Des travaux d’ampleur considérable

Plus largement, c’est la question du vieillissement du parc qui a été au cœur de l’intervention de Bernard Doroszczuk. En février, le gendarme du nucléaire a ouvert la voie à la poursuite d’exploitation, pour dix années supplémentaires, des 32 réacteurs mis en service à la fin des années 1970 et dans les années 1980. Cette décision générique doit encore être confirmée par un réexamen approfondi de chaque réacteur lors des visites décennales, qui se poursuivront jusqu’en 2031.

A cette occasion, des travaux d’ampleur considérable vont être menés. Or l’ASN a répété jeudi son inquiétude quant à la capacité d’EDF, qui exploite les centrales, à les mettre en œuvre. Alors qu’en 2019, la « visite des 40 ans » du réacteur numéro un du site de Tricastin a mobilisé près de 5 000 personnes pendant six mois, ce sont quatre examens décennaux qui doivent être réalisés en 2021. Au cours des prochaines années, la charge de travail dans le secteur de la mécanique doit aussi être multipliée par six. « C’est un point de vigilance mais c’est aussi une opportunité, pour la filière, pour entretenir ses compétences », a souligné le président de l’ASN.

L’horizon 2040 « préoccupant »

Au-delà de cet enjeu immédiat, Bernard Doroszczuk appelle à se projeter sans attendre vers l’horizon 2040, qu’il juge « préoccupant ». Les centrales nucléaires pourront-elles continuer à fonctionner au-delà de 50 ans ? Actuellement, « rien ne garantit qu’une prolongation supplémentaire soit possible », a souligné M. Doroszczuk. Les cuves des réacteurs notamment, dont le métal est exposé au rayonnement, ne sont pas remplaçables.

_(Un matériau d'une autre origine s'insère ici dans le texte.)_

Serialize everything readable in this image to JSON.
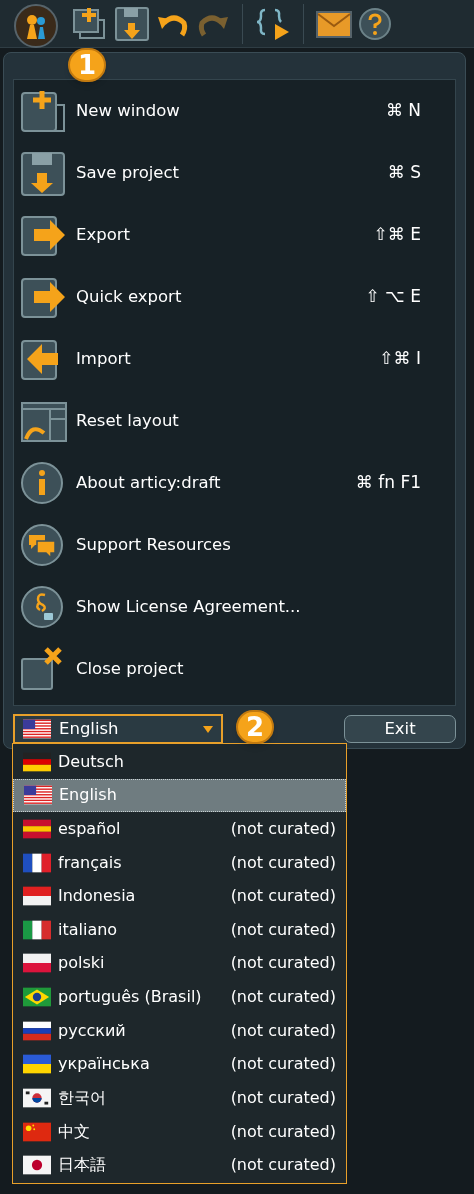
{
  "callouts": [
    "1",
    "2"
  ],
  "menu": {
    "items": [
      {
        "kind": "new",
        "label": "New window",
        "shortcut": "⌘ N"
      },
      {
        "kind": "save",
        "label": "Save project",
        "shortcut": "⌘ S"
      },
      {
        "kind": "export",
        "label": "Export",
        "shortcut": "⇧⌘ E"
      },
      {
        "kind": "export",
        "label": "Quick export",
        "shortcut": "⇧ ⌥ E"
      },
      {
        "kind": "import",
        "label": "Import",
        "shortcut": "⇧⌘ I"
      },
      {
        "kind": "layout",
        "label": "Reset layout"
      },
      {
        "kind": "info",
        "label": "About articy:draft",
        "shortcut": "⌘ fn F1"
      },
      {
        "kind": "support",
        "label": "Support Resources"
      },
      {
        "kind": "license",
        "label": "Show License Agreement..."
      },
      {
        "kind": "close",
        "label": "Close project"
      }
    ]
  },
  "language_select": {
    "kind": "us",
    "value": "English"
  },
  "exit_button": "Exit",
  "languages": [
    {
      "kind": "de",
      "label": "Deutsch",
      "selected": false
    },
    {
      "kind": "us",
      "label": "English",
      "selected": true
    },
    {
      "kind": "es",
      "label": "español",
      "note": "(not curated)",
      "selected": false
    },
    {
      "kind": "fr",
      "label": "français",
      "note": "(not curated)",
      "selected": false
    },
    {
      "kind": "id",
      "label": "Indonesia",
      "note": "(not curated)",
      "selected": false
    },
    {
      "kind": "it",
      "label": "italiano",
      "note": "(not curated)",
      "selected": false
    },
    {
      "kind": "pl",
      "label": "polski",
      "note": "(not curated)",
      "selected": false
    },
    {
      "kind": "br",
      "label": "português (Brasil)",
      "note": "(not curated)",
      "selected": false
    },
    {
      "kind": "ru",
      "label": "русский",
      "note": "(not curated)",
      "selected": false
    },
    {
      "kind": "ua",
      "label": "українська",
      "note": "(not curated)",
      "selected": false
    },
    {
      "kind": "kr",
      "label": "한국어",
      "note": "(not curated)",
      "selected": false
    },
    {
      "kind": "cn",
      "label": "中文",
      "note": "(not curated)",
      "selected": false
    },
    {
      "kind": "jp",
      "label": "日本語",
      "note": "(not curated)",
      "selected": false
    }
  ]
}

Pour l’ASN, c’est donc aux responsables politiques de faire des choix en amont de cette échéance. « Si en 2040 les capacités de production des énergies décarbonées ou les gains en termes d’efficacité énergétique ne sont pas suffisants, la tentation risque d’être forte de chercher à prolonger la durée de vie des réacteurs », a-t-il résumé.

Des décisions doivent aussi être prises concernant les déchets. L’ASN l’a rappelé : de nombreuses études ont été menées concernant les différentes filières. Il est maintenant urgent que le gouvernement fasse des choix concrets pour disposer de solutions pérennes dans une quinzaine d’années.